Rising costs cannot be met with current demand
İlker Onel, President of the Istanbul Merchants Club, stated that the expectations that domestic demand will fall further and interest rates will tighten have pushed the real sector to be cautious, and that there have been employment reductions in the service sectors. Stating that a minimum wage increase of 40-50 percent is expected, Onel said, “It is clear that the costs incurred cannot be met with the current demand. Therefore, companies will reduce employment as the last option. There is already an increase in the number of companies closing down, which shows that the downward acceleration in employment will continue.” Pointing out that October and November were realized well below expectations due to the increase in financing costs, increase in operational costs and increases in raw material prices, Onel said, “There are decreases of up to 40 percent in sales volumes. On a seasonal basis, these are the lowest levels of the last 10 years. There were such periods in the past, but one instrument was always good. Either interest rates were low, the exchange rate was good or the domestic market was active. Currently, none of the instruments are good.” Drawing attention to the increases in operation costs, Onel said, “Even the costs of machine equipment repairs have increased significantly. There is talk of 100-150 percent increases in workplace rents. When we look at all these, we may experience a period in which the appetite for doing business is not much, and those who have money will stay in deposits for a while in the first 6 months of 2024.”

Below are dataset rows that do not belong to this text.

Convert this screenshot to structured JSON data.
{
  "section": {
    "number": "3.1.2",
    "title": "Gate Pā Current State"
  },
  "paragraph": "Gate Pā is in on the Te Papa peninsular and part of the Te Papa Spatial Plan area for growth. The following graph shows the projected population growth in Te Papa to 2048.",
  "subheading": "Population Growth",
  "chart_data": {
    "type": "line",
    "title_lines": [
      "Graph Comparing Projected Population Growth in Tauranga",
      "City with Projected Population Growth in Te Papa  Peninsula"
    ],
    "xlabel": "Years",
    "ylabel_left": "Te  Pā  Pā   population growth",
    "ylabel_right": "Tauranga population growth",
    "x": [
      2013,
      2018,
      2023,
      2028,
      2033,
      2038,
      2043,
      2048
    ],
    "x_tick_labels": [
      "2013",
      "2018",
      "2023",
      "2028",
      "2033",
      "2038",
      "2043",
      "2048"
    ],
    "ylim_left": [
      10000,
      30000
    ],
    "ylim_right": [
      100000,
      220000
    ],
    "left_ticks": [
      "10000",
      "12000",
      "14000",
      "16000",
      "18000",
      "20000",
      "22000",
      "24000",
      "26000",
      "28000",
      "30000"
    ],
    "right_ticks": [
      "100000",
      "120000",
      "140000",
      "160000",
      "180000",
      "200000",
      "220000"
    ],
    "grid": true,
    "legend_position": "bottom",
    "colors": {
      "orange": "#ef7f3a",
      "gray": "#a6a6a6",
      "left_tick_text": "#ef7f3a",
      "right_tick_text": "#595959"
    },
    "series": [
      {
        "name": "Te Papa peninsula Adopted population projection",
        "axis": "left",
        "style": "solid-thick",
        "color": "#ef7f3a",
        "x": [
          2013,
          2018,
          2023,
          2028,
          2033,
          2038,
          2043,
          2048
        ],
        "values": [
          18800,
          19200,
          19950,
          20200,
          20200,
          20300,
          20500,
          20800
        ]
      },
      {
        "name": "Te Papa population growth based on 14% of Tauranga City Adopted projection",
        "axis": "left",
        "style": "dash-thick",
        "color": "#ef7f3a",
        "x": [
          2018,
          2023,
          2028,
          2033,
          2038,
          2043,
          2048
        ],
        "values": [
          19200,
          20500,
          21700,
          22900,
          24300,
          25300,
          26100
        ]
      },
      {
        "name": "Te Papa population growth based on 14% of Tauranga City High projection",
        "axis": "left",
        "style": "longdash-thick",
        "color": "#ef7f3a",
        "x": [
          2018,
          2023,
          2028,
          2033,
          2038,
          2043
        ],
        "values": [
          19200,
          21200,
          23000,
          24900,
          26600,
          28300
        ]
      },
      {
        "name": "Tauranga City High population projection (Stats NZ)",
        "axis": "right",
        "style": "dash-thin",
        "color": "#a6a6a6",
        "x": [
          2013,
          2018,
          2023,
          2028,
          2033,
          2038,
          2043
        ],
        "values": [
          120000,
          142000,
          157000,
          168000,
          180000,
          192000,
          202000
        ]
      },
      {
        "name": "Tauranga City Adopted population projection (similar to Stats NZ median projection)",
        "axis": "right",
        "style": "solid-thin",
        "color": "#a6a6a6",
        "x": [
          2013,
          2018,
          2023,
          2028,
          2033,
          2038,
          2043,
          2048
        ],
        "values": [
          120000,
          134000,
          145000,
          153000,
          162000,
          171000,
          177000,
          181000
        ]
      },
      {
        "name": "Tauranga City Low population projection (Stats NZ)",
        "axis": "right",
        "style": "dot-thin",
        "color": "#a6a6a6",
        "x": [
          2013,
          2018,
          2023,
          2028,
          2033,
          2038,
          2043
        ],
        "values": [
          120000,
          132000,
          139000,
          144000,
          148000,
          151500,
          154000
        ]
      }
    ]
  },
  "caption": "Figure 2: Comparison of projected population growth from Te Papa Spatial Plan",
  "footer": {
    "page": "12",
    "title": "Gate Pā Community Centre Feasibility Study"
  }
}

Restaurants lost 20% of customers in 2 months
The food and beverage sector is one of the sectors directly affected by both the increase in labor costs and the declining purchasing power. Kaya Demirer, President of the Tourism Restaurant Investors and Gastronomy Enterprises Association (TURYİD), stated that the number of guests in the sector has decreased by around 20 percent and that there are also problems in the supply of personnel. Stating that the sector is still working with a shortage of staff and therefore savings in staff are not on the agenda, Demirer pointed out that the biggest problem of the sector is the decline in purchasing power. Companies were able to reflect the increasing costs to customers with a one month delay Demirer said and therefore suffered losses. Demirer expects the recovery in the food and beverage sector will no longer continue. The sector which shrank by 20 percent in the pandemic had gradually recovered until August 2023. “This trend will no longer continue. New entrepreneurs will be the ones who will suffer the most here. New generation investors who are not used to the dynamics of the sector and the inflationary environment will have a hard time. Chain businesses will of course put the brakes on new branch openings and will go to close some inefficient locations” Demirer said.